Rosja gromadzi przy granicy z Ukrainą nie tylko wojsko. Nowe informacje ws. potencjalnego konfliktu za naszą wschodnią granicą przekazuje Agencja Reuters.
Informacje o potencjalnym konflikcie zbrojnym Rosji z Ukrainą cały czas przybierają na sile. W tym momencie nie wiadomo jednak, jak zakończy się budowanie tego gigantycznego napięcia. Niektórzy eksperci twierdzą, że zagrożenia nie ma, inni natomiast uważają, że Władimir Putin jednak zdecyduje się wkroczyć na terytorium naszego wschodniego sąsiada.
Ostatnio nowe informacje w tej sprawie podała Agencja Reuters. Jej dziennikarze przekazują, że przy granicy z Ukrainą Rosja gromadzi nie tylko wojsko, ale i inne zapasy. O czym mowa? Reuters informuje, że jest to także krew oraz materiały medyczne. Mają one służyć rzecz jasna ewentualnemu opatrywaniu rannych.
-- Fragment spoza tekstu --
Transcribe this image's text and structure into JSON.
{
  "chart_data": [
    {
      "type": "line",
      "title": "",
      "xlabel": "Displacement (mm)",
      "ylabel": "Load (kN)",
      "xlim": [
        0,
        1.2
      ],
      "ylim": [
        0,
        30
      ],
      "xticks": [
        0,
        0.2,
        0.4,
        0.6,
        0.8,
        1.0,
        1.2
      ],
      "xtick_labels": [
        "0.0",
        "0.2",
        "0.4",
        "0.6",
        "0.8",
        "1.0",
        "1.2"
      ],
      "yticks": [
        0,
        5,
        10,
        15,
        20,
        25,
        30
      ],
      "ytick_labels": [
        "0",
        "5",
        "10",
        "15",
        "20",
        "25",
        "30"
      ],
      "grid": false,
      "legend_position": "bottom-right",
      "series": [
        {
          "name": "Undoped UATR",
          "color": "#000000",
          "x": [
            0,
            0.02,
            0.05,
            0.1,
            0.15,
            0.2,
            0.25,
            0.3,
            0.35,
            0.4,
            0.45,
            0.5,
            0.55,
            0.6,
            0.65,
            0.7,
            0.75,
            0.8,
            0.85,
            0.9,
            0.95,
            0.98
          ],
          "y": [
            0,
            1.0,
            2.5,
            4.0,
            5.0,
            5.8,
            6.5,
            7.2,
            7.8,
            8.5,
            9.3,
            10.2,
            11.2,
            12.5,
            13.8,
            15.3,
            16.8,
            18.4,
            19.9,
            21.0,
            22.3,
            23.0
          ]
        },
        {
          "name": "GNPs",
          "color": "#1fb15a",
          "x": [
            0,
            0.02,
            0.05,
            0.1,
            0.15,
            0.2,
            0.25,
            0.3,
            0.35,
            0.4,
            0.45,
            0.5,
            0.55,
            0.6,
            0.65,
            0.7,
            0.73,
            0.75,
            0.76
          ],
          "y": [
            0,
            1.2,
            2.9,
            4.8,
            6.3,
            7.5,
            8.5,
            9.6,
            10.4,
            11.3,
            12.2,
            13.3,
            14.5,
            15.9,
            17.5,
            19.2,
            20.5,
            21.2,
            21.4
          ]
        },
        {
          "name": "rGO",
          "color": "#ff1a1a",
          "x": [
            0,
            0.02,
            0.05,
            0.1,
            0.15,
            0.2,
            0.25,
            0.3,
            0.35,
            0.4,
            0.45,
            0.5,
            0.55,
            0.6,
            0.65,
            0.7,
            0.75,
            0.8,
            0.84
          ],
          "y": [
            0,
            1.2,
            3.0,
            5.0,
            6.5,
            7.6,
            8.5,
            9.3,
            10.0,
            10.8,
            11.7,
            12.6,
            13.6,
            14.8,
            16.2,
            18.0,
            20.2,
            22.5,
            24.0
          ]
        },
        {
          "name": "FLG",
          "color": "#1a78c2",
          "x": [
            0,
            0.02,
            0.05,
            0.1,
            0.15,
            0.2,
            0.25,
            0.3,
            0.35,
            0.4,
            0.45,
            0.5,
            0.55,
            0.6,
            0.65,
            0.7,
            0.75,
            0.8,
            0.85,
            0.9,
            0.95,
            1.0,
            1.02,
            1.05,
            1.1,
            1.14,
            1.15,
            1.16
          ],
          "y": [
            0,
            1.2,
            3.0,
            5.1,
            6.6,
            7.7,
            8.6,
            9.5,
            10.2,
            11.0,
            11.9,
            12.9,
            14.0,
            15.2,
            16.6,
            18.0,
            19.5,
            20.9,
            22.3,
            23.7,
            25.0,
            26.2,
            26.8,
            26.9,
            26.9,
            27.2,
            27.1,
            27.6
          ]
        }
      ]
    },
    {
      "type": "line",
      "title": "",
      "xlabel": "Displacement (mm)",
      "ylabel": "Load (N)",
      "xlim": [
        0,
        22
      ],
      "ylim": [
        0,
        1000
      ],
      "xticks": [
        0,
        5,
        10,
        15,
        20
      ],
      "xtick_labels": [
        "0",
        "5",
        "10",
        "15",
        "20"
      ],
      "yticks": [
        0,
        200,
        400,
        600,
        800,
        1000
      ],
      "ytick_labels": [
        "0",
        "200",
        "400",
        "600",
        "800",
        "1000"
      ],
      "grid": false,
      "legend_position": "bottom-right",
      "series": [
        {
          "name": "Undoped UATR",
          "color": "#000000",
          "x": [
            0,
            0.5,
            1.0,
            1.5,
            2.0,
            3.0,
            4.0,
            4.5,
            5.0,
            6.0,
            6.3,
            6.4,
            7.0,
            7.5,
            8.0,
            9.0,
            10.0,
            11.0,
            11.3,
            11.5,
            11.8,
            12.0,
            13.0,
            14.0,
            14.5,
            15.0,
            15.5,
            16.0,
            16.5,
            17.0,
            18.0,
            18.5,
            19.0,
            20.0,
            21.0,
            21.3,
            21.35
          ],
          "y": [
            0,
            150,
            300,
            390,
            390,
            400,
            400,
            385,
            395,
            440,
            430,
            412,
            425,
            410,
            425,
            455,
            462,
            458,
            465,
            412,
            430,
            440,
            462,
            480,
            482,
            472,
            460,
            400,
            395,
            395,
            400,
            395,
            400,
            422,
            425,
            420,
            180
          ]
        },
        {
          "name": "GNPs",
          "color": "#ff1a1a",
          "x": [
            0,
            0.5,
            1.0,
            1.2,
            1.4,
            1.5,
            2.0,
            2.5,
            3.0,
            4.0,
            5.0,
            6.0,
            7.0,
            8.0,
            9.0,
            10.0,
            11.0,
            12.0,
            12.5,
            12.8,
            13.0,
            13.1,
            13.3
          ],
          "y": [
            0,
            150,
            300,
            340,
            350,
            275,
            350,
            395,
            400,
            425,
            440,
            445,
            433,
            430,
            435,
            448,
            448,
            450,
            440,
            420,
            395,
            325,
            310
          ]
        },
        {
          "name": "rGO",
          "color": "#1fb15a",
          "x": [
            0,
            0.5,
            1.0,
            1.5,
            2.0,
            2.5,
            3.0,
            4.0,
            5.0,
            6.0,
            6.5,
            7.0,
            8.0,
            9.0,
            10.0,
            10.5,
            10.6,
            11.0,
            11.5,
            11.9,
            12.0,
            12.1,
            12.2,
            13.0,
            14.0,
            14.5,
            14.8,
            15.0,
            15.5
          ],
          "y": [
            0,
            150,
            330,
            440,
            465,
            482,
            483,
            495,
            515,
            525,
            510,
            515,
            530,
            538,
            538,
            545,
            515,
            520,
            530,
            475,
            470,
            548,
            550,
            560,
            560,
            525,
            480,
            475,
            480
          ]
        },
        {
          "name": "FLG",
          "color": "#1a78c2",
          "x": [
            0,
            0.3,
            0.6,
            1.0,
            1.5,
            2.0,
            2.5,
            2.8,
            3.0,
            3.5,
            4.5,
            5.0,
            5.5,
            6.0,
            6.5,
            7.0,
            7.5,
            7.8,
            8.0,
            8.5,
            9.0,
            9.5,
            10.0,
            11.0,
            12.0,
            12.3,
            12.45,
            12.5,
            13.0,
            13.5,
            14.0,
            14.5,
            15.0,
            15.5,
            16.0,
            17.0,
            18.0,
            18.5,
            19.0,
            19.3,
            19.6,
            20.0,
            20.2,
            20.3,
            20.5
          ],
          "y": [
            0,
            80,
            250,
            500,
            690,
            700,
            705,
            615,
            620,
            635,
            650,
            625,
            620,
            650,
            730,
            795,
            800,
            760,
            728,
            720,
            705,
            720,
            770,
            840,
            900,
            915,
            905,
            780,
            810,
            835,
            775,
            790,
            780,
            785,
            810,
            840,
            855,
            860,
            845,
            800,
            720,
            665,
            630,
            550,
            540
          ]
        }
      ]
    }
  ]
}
Informacje dziennikarzom Reutersa przekazało trzech amerykańskich urzędników, którzy chcą zachować anonimowość. Działania Rosji miały wzbudzić jeszcze większe obawy wśród przedstawicieli rządu Stanów Zjednoczonych. Ci uważają bowiem, że zachowanie rosyjskiej armii wskazuje na to, iż inwazja na Ukrainę staję się naprawdę realna.
To nie gwarantuje, że nastąpi atak, ale nie przeprowadzałbyś następnego ataku, gdybyś nie miał tego [krwi – przyp. red.] pod ręką – skomentował, cytowany przez agencję, emerytowany amerykański generał Ben Hodges.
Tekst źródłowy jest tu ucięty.